How exactly did two battery-electric vehicles marketed as environmentally conscious city cars see major service as disaster-relief workhorses? The answer is pretty elementary. In the event of a natural disaster in urbanized areas, maintaining properly working civil infrastructure is a monumental task for local governments. Barring catastrophic damage, piped water and electricity are two major utilities that should quickly return to service. On the other hand, keeping gas stations brimming with fuel can be a logistical nightmare due to stifled travel and rubble-ridden roads.
Here’s where Mitsubishi and Nissan enter frame. The automakers’ respective EVs — the i-MiEV and Leaf — were pressed in to recovery effort service in the numerous affected areas. They wouldn’t be used for heavy lifting but for duties including shuttling supplies and refugees. In all, Mitsubishi dispatched 89 i-MiEVs (to be simply called “i” in the U.S.) to various prefectures impacted by the earthquake/tsunami.
Japan’s electrical outlets instantly found extensive use. Whether it was through the standard single-phase 100-volt outlet, higher-rated 200-volt, or a DC fast charger (generically between 300-500 volts), i-MiEVs and Nissan Leafs were taking as much electricity as they could add. In the city of Sendai, the electric cars congregated at city hall each night to charge the batteries before venturing back out for another day’s work. On average, the cars are being driven 30-45 miles per day, well within either EV’s battery range.
“There was almost no gas at the time, so I was extremely thankful when I heard about the offer,” Tetsuo Ishii told the New York Times, a division chief in Sendai’s environmental department. “If we hadn’t received the cars, it would have been very difficult to do what we needed to.”
Mitsubishi and Nissan aren’t alone in sending EVs. Other cities have loaned affected areas their own electric cars in hopes of aiding relief work. One of the city of Soja’s i-MiEVs took four days to make the 600-mile trek to the Tohoku region.
Japan’s electrical grid is heavily dependent on petroleum-powered generation (around 45 percent according to the U.S. Energy Information Administration) but the cost to recharge is still relatively cheap compared to a gallon of gas.
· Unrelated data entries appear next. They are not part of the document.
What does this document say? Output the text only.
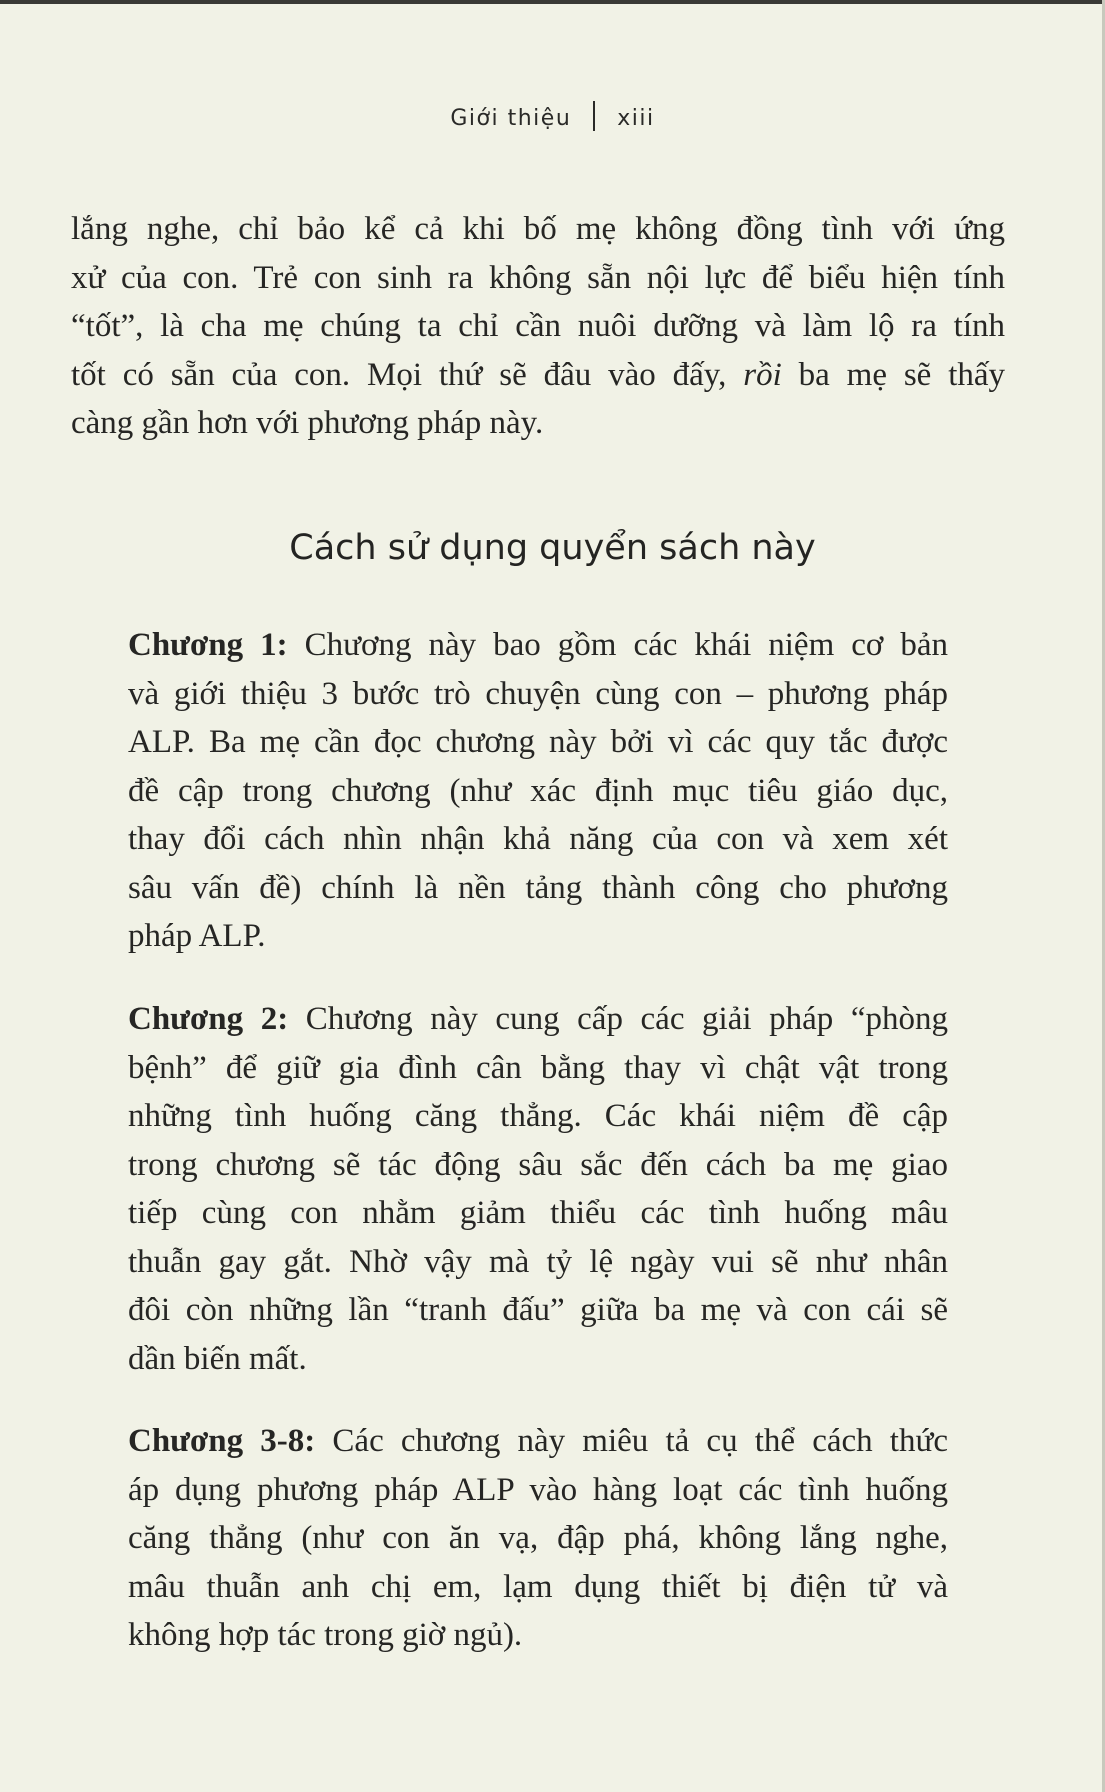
Giới thiệu xiii

lắng nghe, chỉ bảo kể cả khi bố mẹ không đồng tình với ứng
xử của con. Trẻ con sinh ra không sẵn nội lực để biểu hiện tính
“tốt”, là cha mẹ chúng ta chỉ cần nuôi dưỡng và làm lộ ra tính
tốt có sẵn của con. Mọi thứ sẽ đâu vào đấy, rồi ba mẹ sẽ thấy
càng gần hơn với phương pháp này.

Cách sử dụng quyển sách này

Chương 1: Chương này bao gồm các khái niệm cơ bản
và giới thiệu 3 bước trò chuyện cùng con – phương pháp
ALP. Ba mẹ cần đọc chương này bởi vì các quy tắc được
đề cập trong chương (như xác định mục tiêu giáo dục,
thay đổi cách nhìn nhận khả năng của con và xem xét
sâu vấn đề) chính là nền tảng thành công cho phương
pháp ALP.

Chương 2: Chương này cung cấp các giải pháp “phòng
bệnh” để giữ gia đình cân bằng thay vì chật vật trong
những tình huống căng thẳng. Các khái niệm đề cập
trong chương sẽ tác động sâu sắc đến cách ba mẹ giao
tiếp cùng con nhằm giảm thiểu các tình huống mâu
thuẫn gay gắt. Nhờ vậy mà tỷ lệ ngày vui sẽ như nhân
đôi còn những lần “tranh đấu” giữa ba mẹ và con cái sẽ
dần biến mất.

Chương 3-8: Các chương này miêu tả cụ thể cách thức
áp dụng phương pháp ALP vào hàng loạt các tình huống
căng thẳng (như con ăn vạ, đập phá, không lắng nghe,
mâu thuẫn anh chị em, lạm dụng thiết bị điện tử và
không hợp tác trong giờ ngủ).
According to the New York Times, a DC fast charge at a Nissan dealership costs around 500 yen, or $6.19 according to current currency exchange rates. A conventional overnight charge via AC outlet is 100 yen ($1.24), though the NYT article didn’t specify the vehicle being charged nor a kilowatt-hour amount added. But strictly for comparison, a gallon of gas in Japan would be around $7.